Da mesma forma, a desagregação da URSS ao longo das enganosas fronteiras traçadas por Lênin propiciou exemplos marcantes de formações recém-nascidas que, na busca de uma imagem de grande potência, se apressam em ocupar extensos territórios que lhes são histórica e etnicamente alheios, territórios que contêm dezenas de milhares ou, em alguns casos, milhões de pessoas de etnias diferentes, sem pensar no futuro, esquecendo imprudentemente que tomar nunca traz benefício.

Desnecessário dizer que, aplicando-se o princípio da autocontenção a grupos, profissões, partidos ou países inteiros, as perguntas difíceis daí decorrentes superam em número as respostas já encontradas. Nesta escala, todos os compromissos com o sacrifício e a autonegação terão repercussões para multidões de pessoas que talvez estejam despreparadas ou se opõem a elas. (E até a autocontenção de um consumidor trará consequências para produtores em algum lugar).

No entanto, se não aprendermos a limitar firmemente nossos desejos e exigências, subordinar nossos interesses aos critérios morais, nós, a humanidade, simplesmente seremos estraçalhados quando piores aspectos da natureza humana mostrarem os dentes.

Isso foi descartado por vários pensadores muitas vezes, e cito aqui as palavras do filósofo russo do século 20, Nikolai Lossky: “Se uma personalidade não está voltada para valores mais nobres que o eu, a corrupção e a decadência inevitavelmente tomam conta.” Ou, se me permitem transmitir-lhes uma observação pessoal, podemos apenas experimentar a verdadeira satisfação espiritual não tomando, mas recusando-nos a tomar. Em outras palavras: adotando a autoconteção.

Hoje, a autoconteção nos parece algo totalmente inaceitável, constrangedor, até repulsivo, porque, ao longo dos séculos, nos desacostumamos do que para nossos ancestrais foi um hábito nascido da necessidade. Eles viveram com restrições externas muito maiores e tiveram muito menos oportunidades. A importância suprema da autocontenção só neste século se apresentou em sua inteireza premente para a humanidade. Todavia, levando-se em conta mesmos os vários vínculos mútuos que permeiam a vida contemporânea, é, não obstante, apenas por meio da autocontenção que podemos, apesar de grande dificuldade, curar gradualmente nossa vida econômica e política.

Hoje, não muitos aceitarão prontamente este princípio para si. No entanto, nas circunstâncias cada vez mais complexas de nossa modernidade, limitarmo-nos é o único meio verdadeiro de preservação para todos nós. E é útil restaurar a noção de que existe uma Autoridade Una e Superior – e o senso totalmente esquecido de humildade perante essa divindade.

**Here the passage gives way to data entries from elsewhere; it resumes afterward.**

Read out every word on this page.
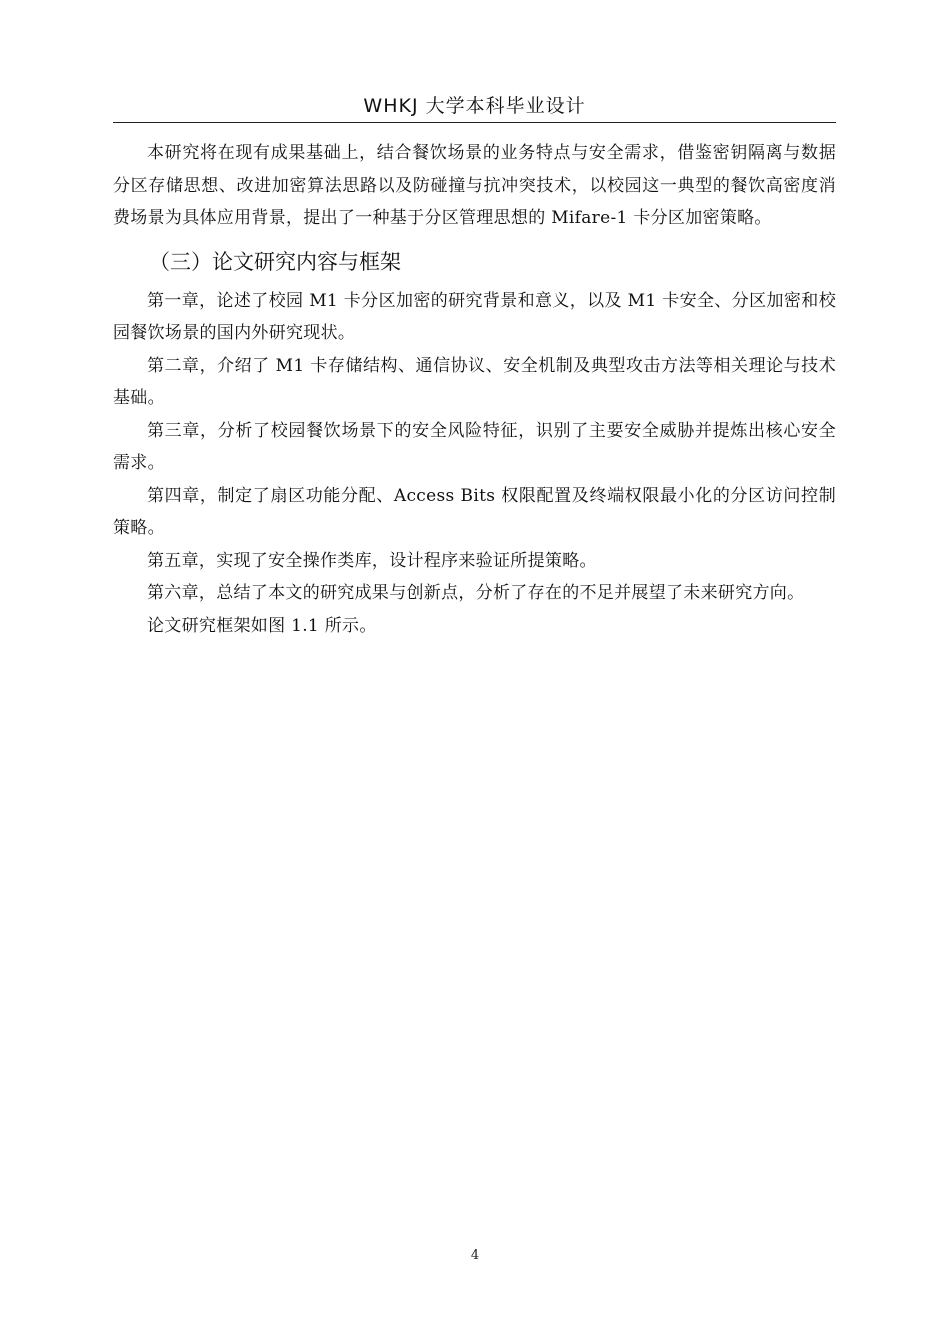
WHKJ 大学本科毕业设计

本研究将在现有成果基础上，结合餐饮场景的业务特点与安全需求，借鉴密钥隔离与数据分区存储思想、改进加密算法思路以及防碰撞与抗冲突技术，以校园这一典型的餐饮高密度消费场景为具体应用背景，提出了一种基于分区管理思想的 Mifare-1 卡分区加密策略。

（三）论文研究内容与框架

第一章，论述了校园 M1 卡分区加密的研究背景和意义，以及 M1 卡安全、分区加密和校园餐饮场景的国内外研究现状。

第二章，介绍了 M1 卡存储结构、通信协议、安全机制及典型攻击方法等相关理论与技术基础。

第三章，分析了校园餐饮场景下的安全风险特征，识别了主要安全威胁并提炼出核心安全需求。

第四章，制定了扇区功能分配、Access Bits 权限配置及终端权限最小化的分区访问控制策略。

第五章，实现了安全操作类库，设计程序来验证所提策略。

第六章，总结了本文的研究成果与创新点，分析了存在的不足并展望了未来研究方向。

论文研究框架如图 1.1 所示。

4
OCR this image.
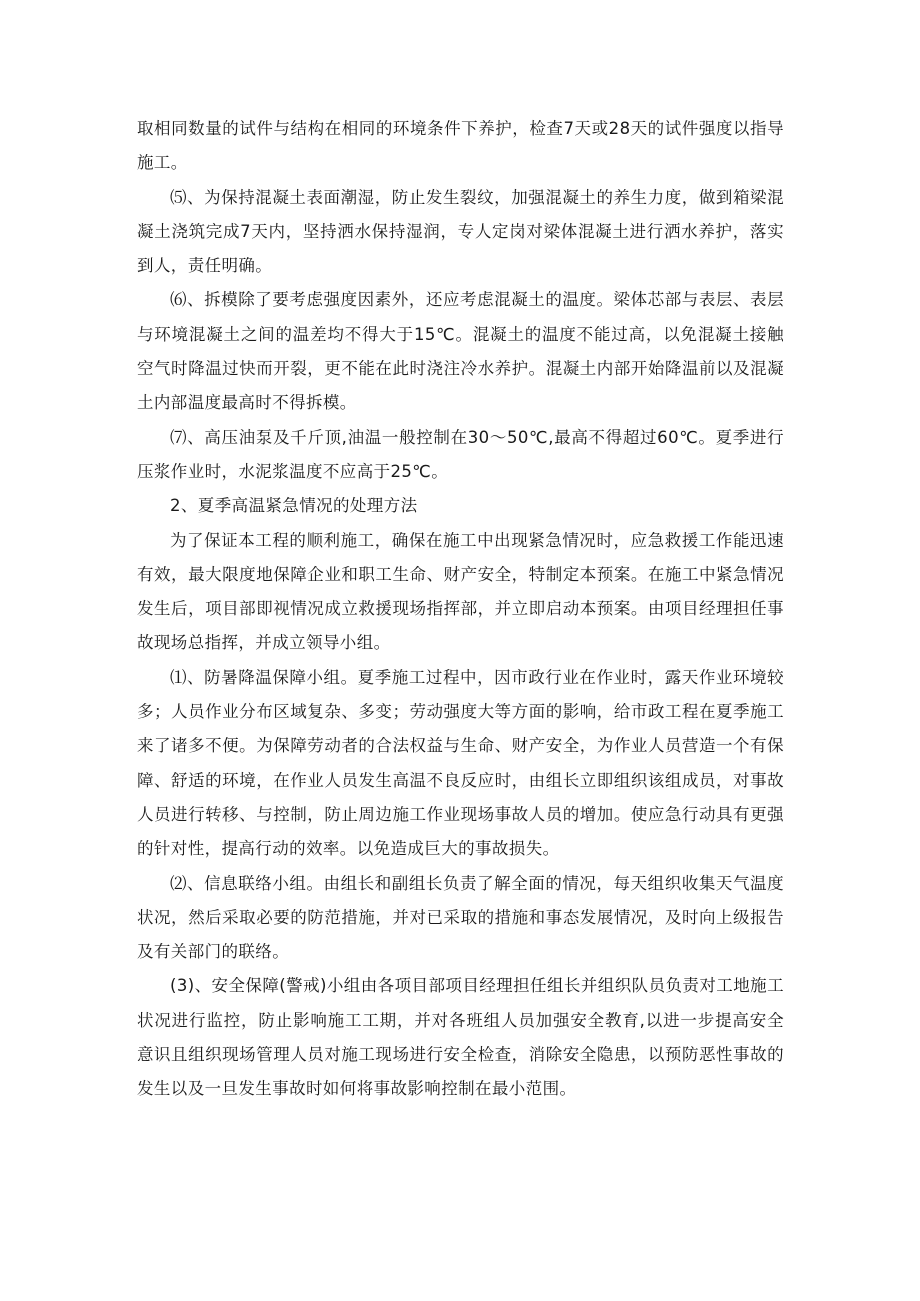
取相同数量的试件与结构在相同的环境条件下养护，检查7天或28天的试件强度以指导施工。

⑸、为保持混凝土表面潮湿，防止发生裂纹，加强混凝土的养生力度，做到箱梁混凝土浇筑完成7天内，坚持洒水保持湿润，专人定岗对梁体混凝土进行洒水养护，落实到人，责任明确。

⑹、拆模除了要考虑强度因素外，还应考虑混凝土的温度。梁体芯部与表层、表层与环境混凝土之间的温差均不得大于15℃。混凝土的温度不能过高，以免混凝土接触空气时降温过快而开裂，更不能在此时浇注冷水养护。混凝土内部开始降温前以及混凝土内部温度最高时不得拆模。

⑺、高压油泵及千斤顶,油温一般控制在30～50℃,最高不得超过60℃。夏季进行压浆作业时，水泥浆温度不应高于25℃。

2、夏季高温紧急情况的处理方法

为了保证本工程的顺利施工，确保在施工中出现紧急情况时，应急救援工作能迅速有效，最大限度地保障企业和职工生命、财产安全，特制定本预案。在施工中紧急情况发生后，项目部即视情况成立救援现场指挥部，并立即启动本预案。由项目经理担任事故现场总指挥，并成立领导小组。

⑴、防暑降温保障小组。夏季施工过程中，因市政行业在作业时，露天作业环境较多；人员作业分布区域复杂、多变；劳动强度大等方面的影响，给市政工程在夏季施工来了诸多不便。为保障劳动者的合法权益与生命、财产安全，为作业人员营造一个有保障、舒适的环境，在作业人员发生高温不良反应时，由组长立即组织该组成员，对事故人员进行转移、与控制，防止周边施工作业现场事故人员的增加。使应急行动具有更强的针对性，提高行动的效率。以免造成巨大的事故损失。

⑵、信息联络小组。由组长和副组长负责了解全面的情况，每天组织收集天气温度状况，然后采取必要的防范措施，并对已采取的措施和事态发展情况，及时向上级报告及有关部门的联络。

(3)、安全保障(警戒)小组由各项目部项目经理担任组长并组织队员负责对工地施工状况进行监控，防止影响施工工期，并对各班组人员加强安全教育,以进一步提高安全意识且组织现场管理人员对施工现场进行安全检查，消除安全隐患，以预防恶性事故的发生以及一旦发生事故时如何将事故影响控制在最小范围。
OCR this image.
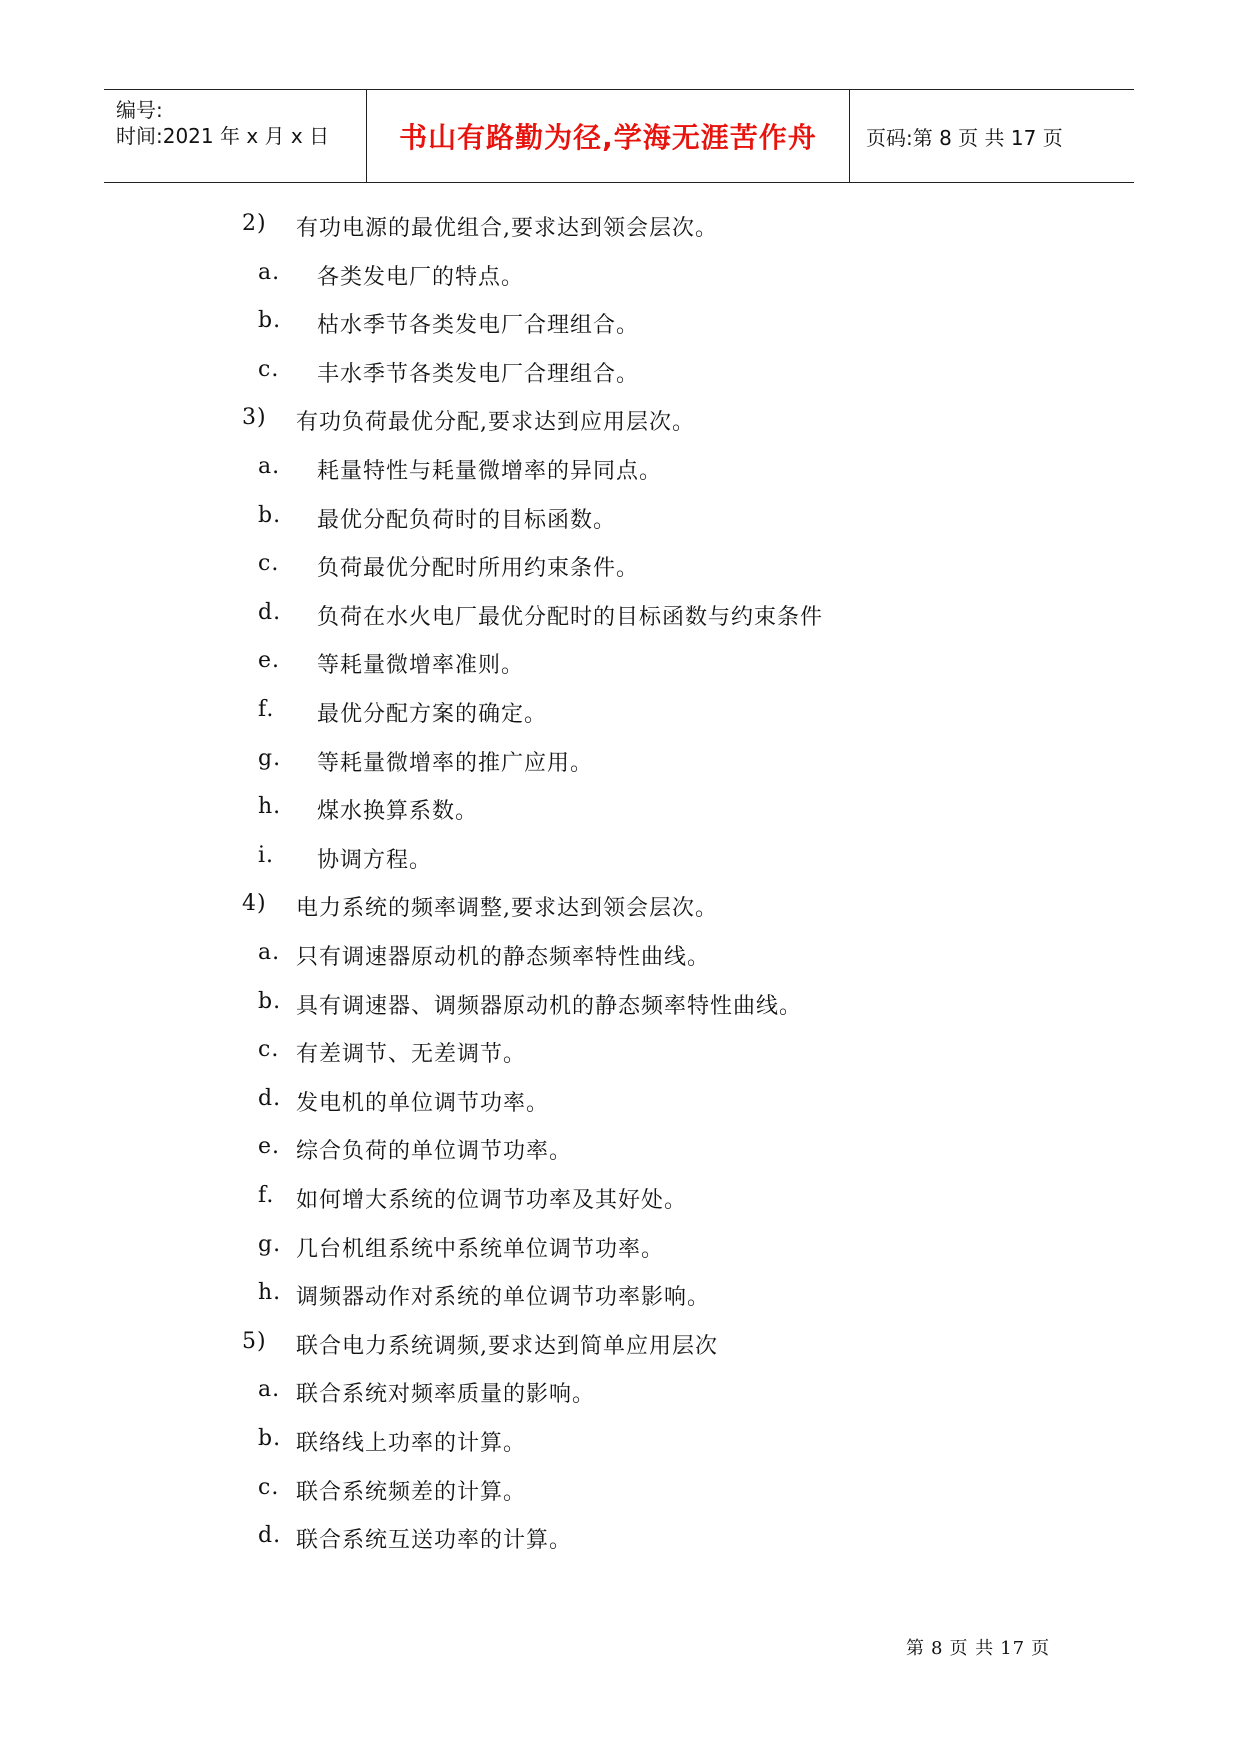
编号:
时间:2021 年 x 月 x 日	书山有路勤为径,学海无涯苦作舟	页码:第 8 页 共 17 页
2) 有功电源的最优组合,要求达到领会层次。
a. 各类发电厂的特点。
b. 枯水季节各类发电厂合理组合。
c. 丰水季节各类发电厂合理组合。
3) 有功负荷最优分配,要求达到应用层次。
a. 耗量特性与耗量微增率的异同点。
b. 最优分配负荷时的目标函数。
c. 负荷最优分配时所用约束条件。
d. 负荷在水火电厂最优分配时的目标函数与约束条件
e. 等耗量微增率准则。
f. 最优分配方案的确定。
g. 等耗量微增率的推广应用。
h. 煤水换算系数。
i. 协调方程。
4) 电力系统的频率调整,要求达到领会层次。
a. 只有调速器原动机的静态频率特性曲线。
b. 具有调速器、调频器原动机的静态频率特性曲线。
c. 有差调节、无差调节。
d. 发电机的单位调节功率。
e. 综合负荷的单位调节功率。
f. 如何增大系统的位调节功率及其好处。
g. 几台机组系统中系统单位调节功率。
h. 调频器动作对系统的单位调节功率影响。
5) 联合电力系统调频,要求达到简单应用层次
a. 联合系统对频率质量的影响。
b. 联络线上功率的计算。
c. 联合系统频差的计算。
d. 联合系统互送功率的计算。
第 8 页 共 17 页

Só pode haver um progresso verdadeiro com a somatória do progresso espiritual de cada indivíduo, do grau de perfeição pessoal no curso de suas vidas. Fomos recentemente entretidos por uma fábula ingênua sobre o feliz advento do “fim da História”, do avassalador triunfo de uma bem-aventurança pan-democrática. Esse, que é supostamente o acerto global máximo, foi alcançado. Mas todos nós vemos e sentimos que algo muito diferente está chegando, algo novo e talvez bastante rigoroso. Não, a tranquilidade não promete pousar em nosso planeta e não nos será concedida tão facilmente.

Porém, com toda certeza, não passamos em vão pelas provações do século 20, e nossa solidez conseguida a duras penas será de algum modo transmitidas às gerações vindouras.